Joe Posnanski is the #1 New York Times bestselling author of six books, including The Baseball 100, Paterno, and The Secret of Golf, and has been named National Sportswriter of the Year by five different organizations. He writes at JoePosnanski.com and currently lives in Charlotte, North Carolina, with his family.
Time's Echo: The Second World War, the Holocaust, and the Music of Remembrance with Jeremy Eichler
Monday, March 11, 3:00 pm
A stirring account of how the flowering of the European Enlightenment, two world wars, and the Holocaust can be remembered through the poignant works of music created in their wake. In Time’s Echo, award-winning critic and cultural historian Jeremy Eichler makes a passionate and revelatory case for the power of music as culture’s memory, an art form uniquely capable of carrying forward meaning from the past. A lyrical narrative full of insight and compassion, this book deepens how we think about the legacies of war, the presence of the past, and the possibilities of art in our lives today.
Jeremy Eichler currently serves as the chief classical music critic of The Boston Globe. Formerly a critic for The New York Times, he has contributed to many other national publications and earned his Ph.D. in modern European history at Columbia University.

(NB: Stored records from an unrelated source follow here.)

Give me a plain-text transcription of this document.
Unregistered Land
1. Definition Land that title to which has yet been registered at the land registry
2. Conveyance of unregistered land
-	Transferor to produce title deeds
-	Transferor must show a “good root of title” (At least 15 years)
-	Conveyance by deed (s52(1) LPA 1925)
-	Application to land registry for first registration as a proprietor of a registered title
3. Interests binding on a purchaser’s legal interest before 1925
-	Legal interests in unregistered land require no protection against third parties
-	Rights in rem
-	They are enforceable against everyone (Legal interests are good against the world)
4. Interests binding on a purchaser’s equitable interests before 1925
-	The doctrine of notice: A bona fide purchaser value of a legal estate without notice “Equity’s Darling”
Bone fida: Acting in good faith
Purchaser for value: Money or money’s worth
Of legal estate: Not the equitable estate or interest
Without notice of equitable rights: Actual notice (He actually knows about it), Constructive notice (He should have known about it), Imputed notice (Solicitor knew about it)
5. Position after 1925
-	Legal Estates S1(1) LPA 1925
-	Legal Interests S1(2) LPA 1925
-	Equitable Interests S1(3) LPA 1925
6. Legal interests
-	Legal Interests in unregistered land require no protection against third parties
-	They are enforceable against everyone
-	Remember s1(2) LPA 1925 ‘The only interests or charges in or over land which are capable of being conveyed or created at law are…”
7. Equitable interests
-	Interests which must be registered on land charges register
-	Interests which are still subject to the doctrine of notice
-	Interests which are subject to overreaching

Betty Friedan: Magnificent Disrupter with Rachel Shteir
Thursday, March 7, 2:00 pm
at B’nai Torah Congregation
Feminist writer and activist Betty Friedan (1921 – 2006), and path breaking author of The Feminine Mystique, was powerful and polarizing. In this biography, the first in more than twenty years, Rachel Shteir draws on Friedan’s papers and on interviews with family, colleagues, friends, and rivals to create a nuanced portrait. Friedan, born Bettye Naomi Goldstein, chafed at society’s restrictions from a young age. As a jour-nalist she covered racism, sexism, labor, class inequality, and antisemitism. As a wife and mother, she struggled to balance her work and homemaking. Her malaise as a housewife and her research into the feelings of other women resulted in The Feminine Mystique (1963), which made her a celebrity. Using her influence, Friedan cofounded the National Organization for Women and many other women-centered organizations. She fought for the Equal Rights Amendment, universal childcare, and workplace protections for mothers, but she disagreed with the women’s liberation movement over “sexual politics.” Her volatility and public conflicts fractured key relationships. Shteir considers how Friedan’s Judaism was essential to her feminism, and tells why she left so much undone. This is a new Friedan for a new era of women.
Rachel Shteir is the author of three previous books. She has written for many magazines and newspapers including The New York Times and The Wall Street Journal. She teaches at DePaul University in Chicago.
Co-sponsored with B'nai Torah Congregation
Mel Brooks: Disobedient Jew with Jeremy Dauber
Monday, March 18, 3:00 pm
A spirited dive into the life and career of a performer, writer, and director who dominated twentieth-century American comedy. Mel Brooks, born Melvin Kaminsky in Brooklyn in 1926, is one of the great comic voices of the twentieth century. Having won almost every entertainment award there is, Brooks has straddled the line between outsider and insider, obedient and rebellious, throughout his career, making out-of-bounds comedy the American mainstream. Jeremy Dauber argues that throughout Brooks’ extensive body of work, the comedian has seen the most success when he found a balance between his unflagging, subversive, manic energy and the constraints imposed by comedic partners, the Hollywood system, and American cultural mores. Dauber also explores how Brooks’ American Jewish humor went from being solely for niche audiences to an essential part of the American mainstream, paving the way for generations of Jewish (and other) comedians to come.
Jeremy Dauber is a professor of Jewish literature and American studies at Columbia University. His books include Jewish Comedy and The Worlds of Sholem Aleichem, both finalists for the National Jewish Book Award, and, most recently, American Comics: A History. He lives in New York City.